Of course you say I have my parents, and my siblings, but they are only there because they are required to be there by social norms. They wouldn't be there if they weren't that relation to me. I have no friends, hell I can barely talk to family without the fear of what they think of me so making friends isn't possible.

I'm falling behind in school because I can't work up the courage to talk to teachers, and just being in the rooms with the 20 other kids makes me want to cry. I have no friends to turn to, at least anything other than internet "friends" and they really don't care. I'm tired of being afraid of people, and I am tired of living.
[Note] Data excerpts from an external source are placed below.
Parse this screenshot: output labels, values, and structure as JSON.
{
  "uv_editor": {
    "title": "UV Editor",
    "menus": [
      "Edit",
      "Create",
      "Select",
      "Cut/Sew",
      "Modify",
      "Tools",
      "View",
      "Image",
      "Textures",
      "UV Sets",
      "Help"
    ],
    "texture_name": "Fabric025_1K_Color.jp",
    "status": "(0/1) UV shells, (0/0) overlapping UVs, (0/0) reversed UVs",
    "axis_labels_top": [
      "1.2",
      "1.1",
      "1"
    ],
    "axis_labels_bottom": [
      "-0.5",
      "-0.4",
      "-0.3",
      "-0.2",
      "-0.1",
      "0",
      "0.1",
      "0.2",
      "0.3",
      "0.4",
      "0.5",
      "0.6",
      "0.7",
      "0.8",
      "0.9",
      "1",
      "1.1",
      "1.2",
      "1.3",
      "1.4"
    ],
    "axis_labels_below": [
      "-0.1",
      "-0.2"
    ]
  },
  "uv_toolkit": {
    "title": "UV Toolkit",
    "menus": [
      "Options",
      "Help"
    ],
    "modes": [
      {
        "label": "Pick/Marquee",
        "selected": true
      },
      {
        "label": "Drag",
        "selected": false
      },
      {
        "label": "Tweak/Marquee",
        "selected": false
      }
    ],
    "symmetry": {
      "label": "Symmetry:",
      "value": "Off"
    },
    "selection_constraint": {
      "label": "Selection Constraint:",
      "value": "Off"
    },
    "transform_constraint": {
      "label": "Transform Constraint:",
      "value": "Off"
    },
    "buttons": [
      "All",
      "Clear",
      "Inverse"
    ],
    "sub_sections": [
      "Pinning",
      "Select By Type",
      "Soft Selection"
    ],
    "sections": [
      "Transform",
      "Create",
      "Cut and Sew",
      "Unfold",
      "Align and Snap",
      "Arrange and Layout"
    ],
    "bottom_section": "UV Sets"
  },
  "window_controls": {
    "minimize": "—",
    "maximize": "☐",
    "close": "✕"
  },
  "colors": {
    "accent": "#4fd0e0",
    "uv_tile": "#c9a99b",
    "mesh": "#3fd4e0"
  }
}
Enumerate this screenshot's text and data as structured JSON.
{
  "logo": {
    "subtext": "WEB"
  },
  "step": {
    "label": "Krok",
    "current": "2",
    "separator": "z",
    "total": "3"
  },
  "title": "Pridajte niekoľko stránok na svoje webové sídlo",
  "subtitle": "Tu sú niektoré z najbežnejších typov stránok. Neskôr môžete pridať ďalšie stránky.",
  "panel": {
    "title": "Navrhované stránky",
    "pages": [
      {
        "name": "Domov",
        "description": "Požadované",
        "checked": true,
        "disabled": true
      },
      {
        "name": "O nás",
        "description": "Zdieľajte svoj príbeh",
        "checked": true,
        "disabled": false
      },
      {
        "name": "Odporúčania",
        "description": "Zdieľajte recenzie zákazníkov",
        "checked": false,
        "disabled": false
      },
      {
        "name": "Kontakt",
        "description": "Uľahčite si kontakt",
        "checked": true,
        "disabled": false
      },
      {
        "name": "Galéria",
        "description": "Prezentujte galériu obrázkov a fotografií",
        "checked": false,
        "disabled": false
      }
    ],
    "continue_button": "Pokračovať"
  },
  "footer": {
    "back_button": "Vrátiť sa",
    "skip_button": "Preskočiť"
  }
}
I've lost all hope. I won't amount to anything in my future, so why not end it now? Before I have to just be an expense for those around me.

I can't use a therapist, as opening up to someone I know is impossible. The medicine I have recently started won't help.

The only release I have, cutting, just makes me hate myself more. Maybe I'll slip up later and go too far. Maybe I'll end it all then. I hope.
 

total eclipse

SF Friend
Staff Alumni
#2
all these things that your brain is telling you are lies just depression that is all it is. You family cares about you it is not just a thing they have to do they love you
No one can read minds hun you need to reach out and talk to someone anyone and get help for you Your doctor will help you a councilor at school will help you If you cannot talk then you write a note and leave it for a teacher who will then help you The medicine takes awhile to start up to 6 weeks until it hits a maximum affect Give it time ok Meanwhile stay here you are NOT alone here we understand we do so please keep reaching out here
 

morning rush

Well-Known Member
#3
I'm sorry you're having a hard time. I can relate because I have social phobias. School was hard and talking to teacher was even harder. But I got this one teacher that dared to talk to me and give me help, and that gave me confidence in teachers, even though I didn't talk to them most of the time, when I had questions I asked. It is hard to do, but you gotta keep trying. Eventually, you will succeed...

if the meds don't feel like they are helping, maybe get a change? but it can take months before they work properly, maybe even a year. Give yourself a break and take it one day at a time...

and about your parents, I'm sure they love you very much, sometimes it feels as though they don't care but they do...maybe tell them about your fears, or ask them what they like about you etc...that you need to hear they care...
 

munkydo

New Member
#4
Nearly, your story sounds so much like mine. I'm also having the same struggles with college.. no friends and I feel the same way about how my family feels about me. I ended up not attending Thanksgiving dinner because I just feel like I'm some kind of burden on them.. a shame... I'm 29 and still in college and I've withdrawn from 3 of my 4 courses this semester, in my 4th year. I used to have a couple friends growing up, not close but they were there... but I have avoidant personality disorder, so I find socialising with people really nerve-wracking and it's just gotten worse with time though I put on a decent enough mask to "pass" during the first few meetings, I seem to always find myself excluded eventually however much of that is myself cutting myself off from other people... I'm not a cutter but I have dermatillomania (compulsive skin picking resulting in scarring). If you want to talk any time, please drop me a line... you are not alone.